Professional ratings
Review scores
| Source | Rating |
| AllMusic | Star Half star |
| NME | 6/10 |

==Music and lyrics==
The lyrics to the song "Obey the Cowgod" make a reference to Beefcake the Mighty, bass player for the band Gwar, who taught Green Jellÿ how to make their latex costumes.

==Release==
Along with the popular "Three Little Pigs", the tracks "Electric Harley House (of Love)" and "Anarchy in the U.K." (a parody cover of the song by the Sex Pistols) were also released as singles from Cereal Killer Soundtrack throughout 1993.

===Legal issues and re-release===
Cereal Killer Soundtrack was initially released under the band name of Green Jellö. However, as their fame grew with the release of "Three Little Pigs", Kraft Foods Inc., owner of the Jell-O trademark, claimed that Green Jellÿ were in violation of the trademark, forcing a change of the band's name. As a result, an updated version of Cereal Killer Soundtrack was released bearing the Green Jellÿ name (also changing the name of the last track from "Green Jellö Theme Song" to "Green Jellÿ Theme Song") later in the same year.

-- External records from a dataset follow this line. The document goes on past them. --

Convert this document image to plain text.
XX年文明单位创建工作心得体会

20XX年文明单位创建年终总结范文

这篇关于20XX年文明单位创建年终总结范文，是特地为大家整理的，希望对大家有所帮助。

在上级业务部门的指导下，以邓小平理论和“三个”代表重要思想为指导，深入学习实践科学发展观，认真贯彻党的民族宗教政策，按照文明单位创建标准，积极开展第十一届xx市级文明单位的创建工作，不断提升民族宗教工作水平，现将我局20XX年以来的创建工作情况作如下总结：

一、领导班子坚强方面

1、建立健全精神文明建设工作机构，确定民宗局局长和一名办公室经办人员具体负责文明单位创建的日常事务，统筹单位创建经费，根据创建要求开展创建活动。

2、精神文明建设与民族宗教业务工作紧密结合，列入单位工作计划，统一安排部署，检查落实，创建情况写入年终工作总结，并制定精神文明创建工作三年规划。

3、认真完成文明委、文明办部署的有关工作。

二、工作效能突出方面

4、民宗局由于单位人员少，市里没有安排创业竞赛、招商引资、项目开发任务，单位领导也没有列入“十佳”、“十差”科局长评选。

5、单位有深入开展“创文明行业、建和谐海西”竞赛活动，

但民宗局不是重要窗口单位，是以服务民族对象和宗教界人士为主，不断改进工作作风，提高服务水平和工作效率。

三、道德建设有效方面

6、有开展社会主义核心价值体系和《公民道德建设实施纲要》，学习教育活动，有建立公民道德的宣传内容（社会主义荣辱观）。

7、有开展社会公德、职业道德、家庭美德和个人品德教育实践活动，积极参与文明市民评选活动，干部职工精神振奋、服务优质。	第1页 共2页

In 1993, Green Jellÿ was sued by the management of Metallica for partial use of their song "Enter Sandman" in the song "Electric Harley House (of Love)". The bass and rhythm guitars in the solo section of the song play a riff close to that of "Enter Sandman", and even though the band mentions it in lyric immediately after the riff, the band was forced to remove the part from the later CD versions of Cereal Killer and pull the music video from MTV.

==Track listing==

| No. | Title | Writer(s) | Length |
|---|---|---|---|
| 1. | "Obey the Cowgod" |  | 3:10 |
| 2. | "Three Little Pigs" | Green Jellÿ; Levinthal; | 5:54 |
| 3. | "Cereal Killer" (Edit) |  | 3:30 |
| 4. | "Rock-N-Roll Pumpkihn" |  | 2:43 |
| 5. | "Anarchy in the U.K." | Paul Cook; Steve Jones; John Lydon; Glen Matlock; | 3:29 |
| 6. | "Electric Harley House (of Love)" |  | 4:37 |
| 7. | "Trippin' on XTC" |  | 3:42 |
| 8. | "Misadventures of Shitman" |  | 3:08 |
| 9. | "House Me Teenage Rave" |  | 4:30 |
| 10. | "Flight of the Skajaquada" (Edit) |  | 4:00 |
| 11. | "Green Jellÿ Theme Song" |  | 2:15 |
| Total length: |  |  | 40:53 |

== Personnel ==
- Bill Manspeaker (as Moronic Dicktator & Marshall Staxx) – vocals
- Joe Cannizzaro (as Dunderhed) – vocals
- Gary Helsinger (as Hotsy Menshot) – vocals
- Greg Reynard (as Reason Clean) – vocals
- Steven Shenar (as Sven Seven) – guitars
- Michael Bloomquist (as Rootin') – bass
- Joe Russo (as Mother Eucker) – bass
- Danny Carey (as Danny Longlegs) – drums
- Maynard James Keenan – guest voice of Three Little Pigs
- Kymmee O'Donnell (as Sadistica) – art direction, art producer, vocals on "House Me Teenage Rave"
- Caroline Jester (as Jella Tin) – vocals on "House Me Teenage Rave"
- C.J. Buscaglia – guitars, producer
- Lee Hammond – creative director
- Sylvia Massy – producer, engineer, mixing

==Charts==

| Chart (1993) | Peak position |
|---|---|
| Australian Albums (ARIA Charts) | 77 |
| USA The Billboard 200 | 23 |

==Certifications==

| Region | Certification | Certified units/sales |
| Canada (Music Canada) | Gold | 50,000^{^} |
| United States (RIAA) | Gold | 500,000^{^} |
^{^} Shipments figures based on certification alone.